Duygusal ipuçlarında insan beyninde eş zamanlı ve eş uyumlu çalışan karşılıklı sinir alışverişleri vardır. Gizli biyolojik dans denilen bu olay, psikoterapilerde kullanılır. Nerobiyo feedback adı verilen bu sistemde, hastaya ve hekime cilt ısısını, cilt rutubetini, cilt direncini ölçen elektrotlar yerleştirilir ve terapiye başlanır. Cilt ısısındaki değişiklikler, beynin komutu olarak meydana gelir. Beynin otonom sinir sistemi, "sorun var, sakinle, rahatla" gibi mesajlar ürettikçe ciltte mikro değişimler olur. Cilt ısısında, terlemede meydana gelen bu değişimler grafilere kaydedilir. Eğer terapi verimli gittiyse, iki tarafın kurduğu duygusal alışveriş (transferans) gerçekleşir ve grafisi alınır. Duygusal alışverişin yakalanamadığı, yolunda gitmeyen terapinin de grafisi alınır ve bu ikisi karşılaştırılır. Terapist ile hasta arasında empatik iletişim kurulduğu zaman ahenkli bir seyir olduğu ve senkronun tutmuş olduğu görülür fakat empati kurulamadığı zaman grafiler düzensiz çıkar. Ahenkli giden bir terapide, terapist ve hastanın davranışlarına bakıldığında, kendilerinin, farkında olmadan birbirlerini taklit ettikleri görülür. Biri ayak ayak üstüne attıysa, diğeri de aynı davranışı yapar. İki taraf, farkında olmadan empatik iletişimi bedensel davranışa yansıtır. İki tarafın da mutlu olduğu bu anda sessiz bir heyecan, coşku hissedilir. Kişiye ne hissettiği sorulduğu zaman "Anlaşıldığımı hissettim" cevabını verir. Duygusal alışveriş olursa, iki beyin arasında sözsüz bağ kurulur. Sanki iki beyin arasındaki sinir hücreleri dans eder gibi uyum içinde olur.

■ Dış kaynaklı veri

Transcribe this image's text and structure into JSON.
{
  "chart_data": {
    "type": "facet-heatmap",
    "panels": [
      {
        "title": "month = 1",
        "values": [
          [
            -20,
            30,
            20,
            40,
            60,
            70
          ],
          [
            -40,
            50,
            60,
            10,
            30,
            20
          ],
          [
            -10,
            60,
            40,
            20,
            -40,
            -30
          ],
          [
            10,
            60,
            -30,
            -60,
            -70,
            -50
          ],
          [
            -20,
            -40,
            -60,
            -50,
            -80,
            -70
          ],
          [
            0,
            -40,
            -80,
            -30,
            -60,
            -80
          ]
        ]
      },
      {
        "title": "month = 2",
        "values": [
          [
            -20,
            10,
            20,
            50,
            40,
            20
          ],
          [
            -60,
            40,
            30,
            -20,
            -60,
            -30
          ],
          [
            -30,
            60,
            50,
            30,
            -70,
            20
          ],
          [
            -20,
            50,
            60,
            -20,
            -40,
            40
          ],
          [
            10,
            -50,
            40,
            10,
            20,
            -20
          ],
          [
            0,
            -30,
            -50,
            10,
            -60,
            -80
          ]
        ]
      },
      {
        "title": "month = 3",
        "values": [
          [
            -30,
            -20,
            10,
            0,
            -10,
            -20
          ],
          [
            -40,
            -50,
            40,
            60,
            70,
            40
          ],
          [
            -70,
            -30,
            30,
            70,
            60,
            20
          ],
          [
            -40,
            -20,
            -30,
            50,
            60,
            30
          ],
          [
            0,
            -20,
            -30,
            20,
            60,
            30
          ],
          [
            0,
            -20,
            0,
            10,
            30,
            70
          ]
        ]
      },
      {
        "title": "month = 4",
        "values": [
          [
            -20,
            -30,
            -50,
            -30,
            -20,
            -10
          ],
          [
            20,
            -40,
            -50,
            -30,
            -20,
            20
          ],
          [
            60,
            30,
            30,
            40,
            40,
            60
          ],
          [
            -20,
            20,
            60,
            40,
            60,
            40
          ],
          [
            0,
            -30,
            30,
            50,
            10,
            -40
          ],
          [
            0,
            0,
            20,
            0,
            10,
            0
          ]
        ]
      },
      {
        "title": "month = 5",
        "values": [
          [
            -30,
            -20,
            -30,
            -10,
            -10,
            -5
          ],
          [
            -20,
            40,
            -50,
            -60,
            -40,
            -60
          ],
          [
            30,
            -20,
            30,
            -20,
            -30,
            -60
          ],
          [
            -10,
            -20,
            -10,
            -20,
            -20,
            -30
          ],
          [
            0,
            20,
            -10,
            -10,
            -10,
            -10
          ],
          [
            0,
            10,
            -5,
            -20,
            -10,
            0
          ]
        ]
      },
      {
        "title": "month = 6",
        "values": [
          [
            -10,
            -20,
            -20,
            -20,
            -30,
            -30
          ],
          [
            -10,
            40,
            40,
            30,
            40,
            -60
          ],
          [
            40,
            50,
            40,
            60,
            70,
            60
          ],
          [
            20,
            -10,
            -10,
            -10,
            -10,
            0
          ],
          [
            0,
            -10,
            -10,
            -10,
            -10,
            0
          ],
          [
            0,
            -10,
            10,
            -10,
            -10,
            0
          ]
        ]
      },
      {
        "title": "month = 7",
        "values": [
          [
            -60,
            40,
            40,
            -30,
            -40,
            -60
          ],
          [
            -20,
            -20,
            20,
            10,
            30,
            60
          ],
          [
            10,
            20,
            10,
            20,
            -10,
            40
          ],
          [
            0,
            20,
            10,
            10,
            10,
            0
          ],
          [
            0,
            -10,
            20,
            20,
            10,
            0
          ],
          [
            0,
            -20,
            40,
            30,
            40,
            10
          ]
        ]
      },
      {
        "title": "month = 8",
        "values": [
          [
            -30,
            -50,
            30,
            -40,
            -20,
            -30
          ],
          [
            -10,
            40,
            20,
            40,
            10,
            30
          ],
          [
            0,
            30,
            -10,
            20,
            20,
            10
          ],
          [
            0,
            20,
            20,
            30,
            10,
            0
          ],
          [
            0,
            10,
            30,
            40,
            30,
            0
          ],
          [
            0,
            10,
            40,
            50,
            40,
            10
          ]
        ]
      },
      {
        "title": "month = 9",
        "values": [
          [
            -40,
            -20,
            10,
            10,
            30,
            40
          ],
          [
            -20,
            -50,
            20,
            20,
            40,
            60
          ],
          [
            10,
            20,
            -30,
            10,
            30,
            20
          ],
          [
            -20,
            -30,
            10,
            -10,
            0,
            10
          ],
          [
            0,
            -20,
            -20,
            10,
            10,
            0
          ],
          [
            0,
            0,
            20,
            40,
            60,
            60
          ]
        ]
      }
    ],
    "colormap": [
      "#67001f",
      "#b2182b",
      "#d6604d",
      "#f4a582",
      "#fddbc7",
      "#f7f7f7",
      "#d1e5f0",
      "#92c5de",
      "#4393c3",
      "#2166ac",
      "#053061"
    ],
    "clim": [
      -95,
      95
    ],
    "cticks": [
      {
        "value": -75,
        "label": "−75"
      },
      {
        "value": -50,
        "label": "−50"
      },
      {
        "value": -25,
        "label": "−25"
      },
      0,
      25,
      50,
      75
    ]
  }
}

Bu uyumun meydana gelmesi için üç şart gerekir. Birincisi, karşılıklı dikkatin oluşmasıdır. İkincisi, olumlu duyguların paylaşılmasıdır; empatik rezonans denilen, iki tarafın da aynı duyguları hissetmesi gerekir. Sıcakkanlı, etrafına neşe saçan insanlar, sanatçılar bunu çok iyi başararak karşı tarafın beynindeki ayna hücreleri harekete geçirirler. Üçüncü şart ise kişinin fark edildiğini fark edebilmesidir. Hastanın "Beni anladı, beni hissetti" diyebilmesidir. Bir arada bulunan iki kişinin rahat davranması, çatışmasız ama ahengi olmayan bir iletişimdir. Eğer iki kişi birlikte gülüp, birlikte neşeleniyor ve birlikte heyecanlanıyorlarsa, empatik iletişimi yaşıyorlar anlamına gelir.

Duyguların paylaşılmasında göz teması çok önemlidir. Bunun önemi, yapılan psikolojik bir deneyde daha net ortaya çıkmaktadır. Karşı cinslerden oluşan bir grup öğrenciden, beş dakika süreyle birbirinin gözünün içine bakması istenir. Bu duygusal yoğunlaşmanın sonucunda öğrencilerin % 25'i birbirine aşık olur.